March 07, 2017

The Leaky Pipeline in Academia

Tomorrow is an important day: INTERNATIONAL WOMEN'S DAY (March 8) is a day to celebrate women's social, economic, cultural & political achievements and a call for gender parity. To raise awareness for womans rights and equal pay, the next few days will center around gender equality in science.
 
Source: "Mind the Gap" goes feminist, London Student Feminists

“With boys there was a fundamental assumption that they had a right to be there – not always, but more often than not. With girls, 'why her?' came up so quickly.”

Helen Oyeyemi, What Is Not Yours Is Not Yours






  
Academia's Leaky Pipeline
Imagine the following scenario: you turn on the tap and very little water comes out. When checking your pipe, you realize it has plenty of holes and the water is dripping out before reaching the tap  it is wasted. It seems like academia has some holes just like that: if you imagine academia to represent the tap in this example – female scientists are the lost water drops!
Although nowadays it is generally accepted that intelligence and capability have nothing to do with gender, we, as society, still struggle to provide equal opportunities to men and women. This becomes quite obvious when we look at the so-called leaky pipeline, a phenomenon that describes how women progressively drop out and become underrepresented in the course of a typical academic career  like drops out of a leaky pipe.

How Much is Spilling Out?
If you are at least a bit like myself, you look around and think: 'where is this inequality? I don't see it! More than half of my colleagues are women!‘ So here's the evidence for vertical segregation, that is the higher and more important a position, the less represented women are.
Fortunately, there seems to be no gender gap until university level [1]  a big progress compared to the 19th century, where only 21% of university students were female [2]. In 2013, the proportion of female students (55%) and graduates (59%) at the first level of academic education even exceeded that of male students [3]. However, in the same study, women represented only 45% of grade C academic staff (the first position for which a newly qualified PhD graduate would normally be recruited), 37% of grade B (associate professors) and 21% of grade A academic staff (professors/principal investigator).

What's Making Those Holes?
These statistics make you wonder: if access to education and the likelihood of successful graduation is equal for both genders, why are women far behind when it comes to taking up leading positions?
One answer may lie in the existence of a bias when examining the performance of female scientists.

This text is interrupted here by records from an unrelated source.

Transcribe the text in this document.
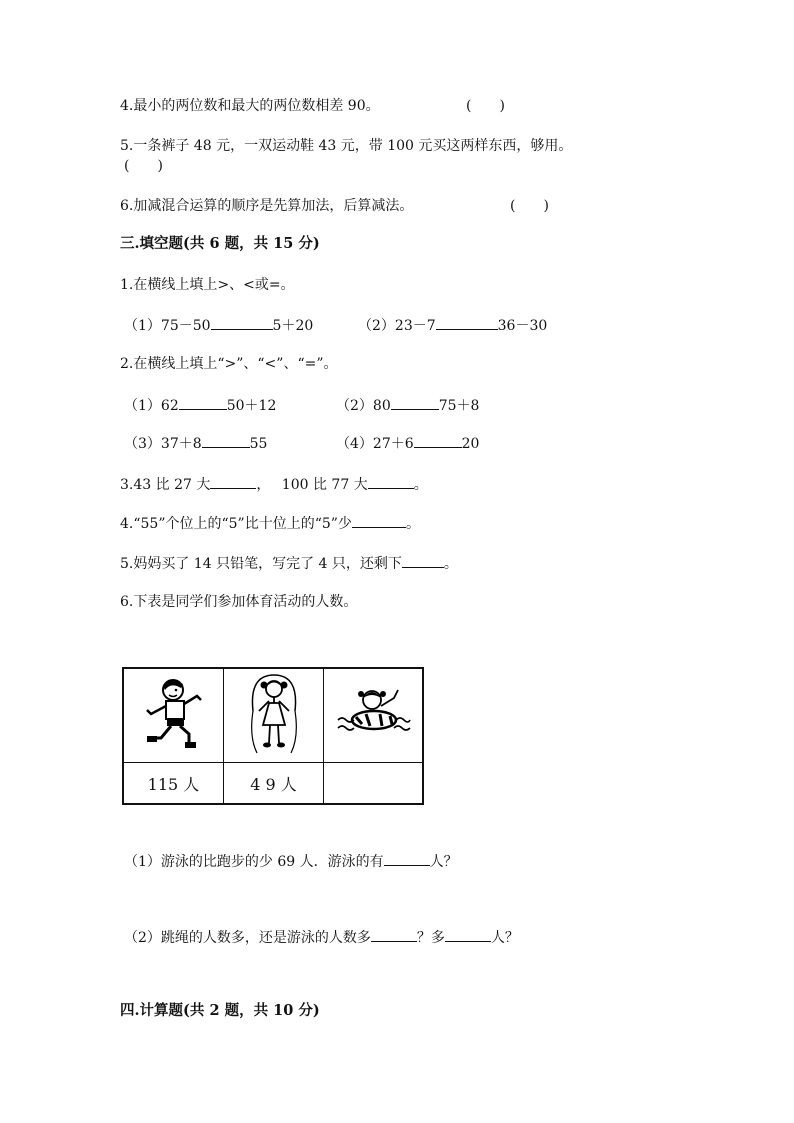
4.最小的两位数和最大的两位数相差 90。	(　　)
5.一条裤子 48 元，一双运动鞋 43 元，带 100 元买这两样东西，够用。
(　　)
6.加减混合运算的顺序是先算加法，后算减法。	(　　)
三.填空题(共 6 题，共 15 分)
1.在横线上填上>、<或=。
（1）75－50	5＋20	（2）23－7	36－30
2.在横线上填上“>”、“<”、“=”。
（1）62	50＋12	（2）80	75＋8
（3）37＋8	55	（4）27＋6	20
3.43 比 27 大	，　 100 比 77 大	。
4.“55”个位上的“5”比十位上的“5”少	。
5.妈妈买了 14 只铅笔，写完了 4 只，还剩下	。
6.下表是同学们参加体育活动的人数。

115 人	4 9 人	
（1）游泳的比跑步的少 69 人．游泳的有	人？
（2）跳绳的人数多，还是游泳的人数多	？多	人？
四.计算题(共 2 题，共 10 分)
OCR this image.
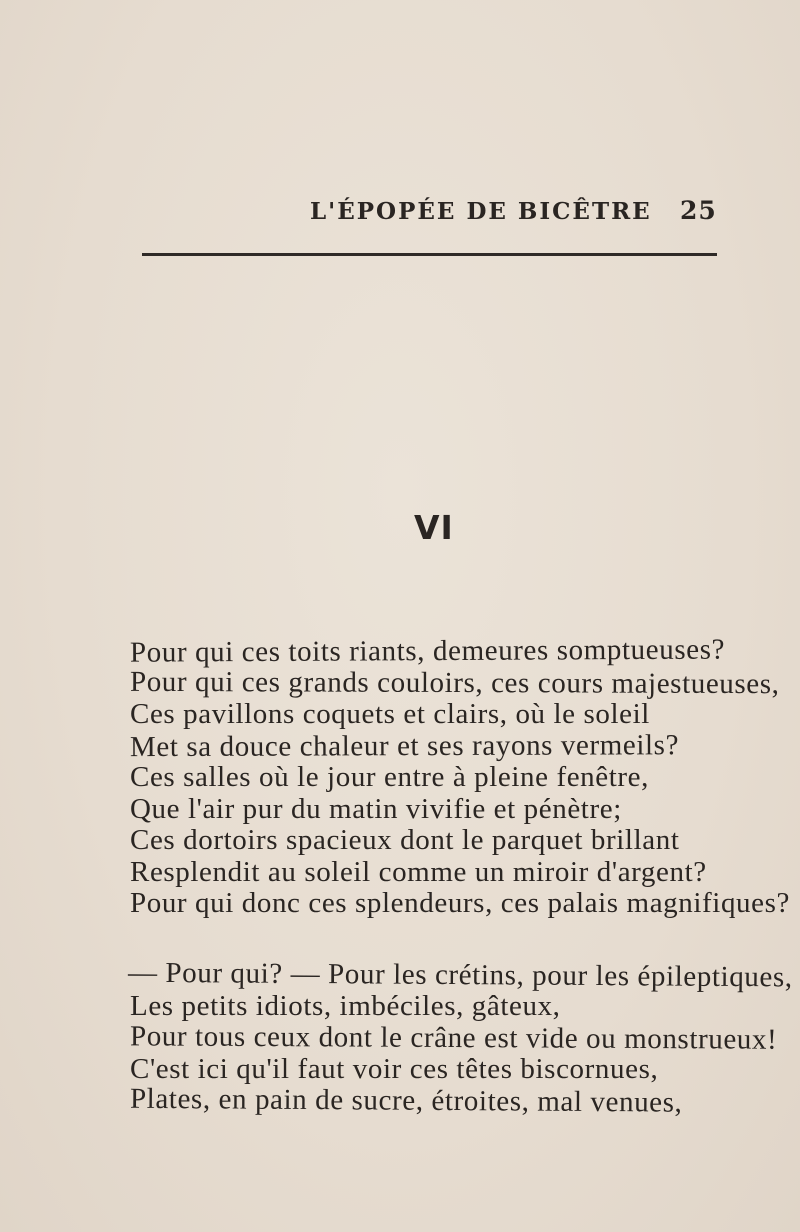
L'ÉPOPÉE DE BICÊTRE 25
VI
Pour qui ces toits riants, demeures somptueuses?
Pour qui ces grands couloirs, ces cours majestueuses,
Ces pavillons coquets et clairs, où le soleil
Met sa douce chaleur et ses rayons vermeils?
Ces salles où le jour entre à pleine fenêtre,
Que l'air pur du matin vivifie et pénètre;
Ces dortoirs spacieux dont le parquet brillant
Resplendit au soleil comme un miroir d'argent?
Pour qui donc ces splendeurs, ces palais magnifiques?
— Pour qui? — Pour les crétins, pour les épileptiques,
Les petits idiots, imbéciles, gâteux,
Pour tous ceux dont le crâne est vide ou monstrueux!
C'est ici qu'il faut voir ces têtes biscornues,
Plates, en pain de sucre, étroites, mal venues,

For example, according to one study, women needed 2.4 times as many merits compared to their male counterparts to achieve the same evaluation in peer reviews [4].  

Family formation impairs women’s but not men’s careers

Other studies found that marriage, childbearing, and caregiving are major factors that push women out of the scientific pipeline. It seems that in academia, starting a family negatively affects women’s, but not men’s, careers [5]. For instance, a study from 2009 found that women in science who are married and have children are 35% less likely than married men with children to enter a tenure-track position after receiving a PhD [6].
We need to question and change the factors that contribute to the situation where society fails to provide equal opportunities for men and women.

Patching the Pipeline
The good news is that, thanks to extensive statistics like the 'She Figures', there is clear evidence that a gender gap exists in top positions and that attempts are being made to counteract it. For instance, the Deutsche Forschungsgemeinschaft, a central organization for the promotion of science in Germany, has made it a central task that ''universities and non-university research institutions must commit themselves to promoting equal rights for women and men in all areas of work'', including the improvement of compatibility of career and family life in research and science [7]. 
The European Commission also actively works on structural changes in its member states, summarized in a report from 2011, in which they identify problems contributing to the gender gap and possible solutions. One problem the report identified is a lack of awareness of how systems can be discriminatory, even if the employers have the best of intentions. For example, employers may be aware of the existence of a gender pay gap, but may not realize that they themselves contribute to it [4].

broken pipe by Horst Gutman via Flickr


Unfortunately, there is no easy solution and we cannot call a handyman (or -woman) to patch the leaky pipeline. However, what we can do is raise awareness and do our bit to make sure we do not waste potential. There is no trade-off for gender and excellence!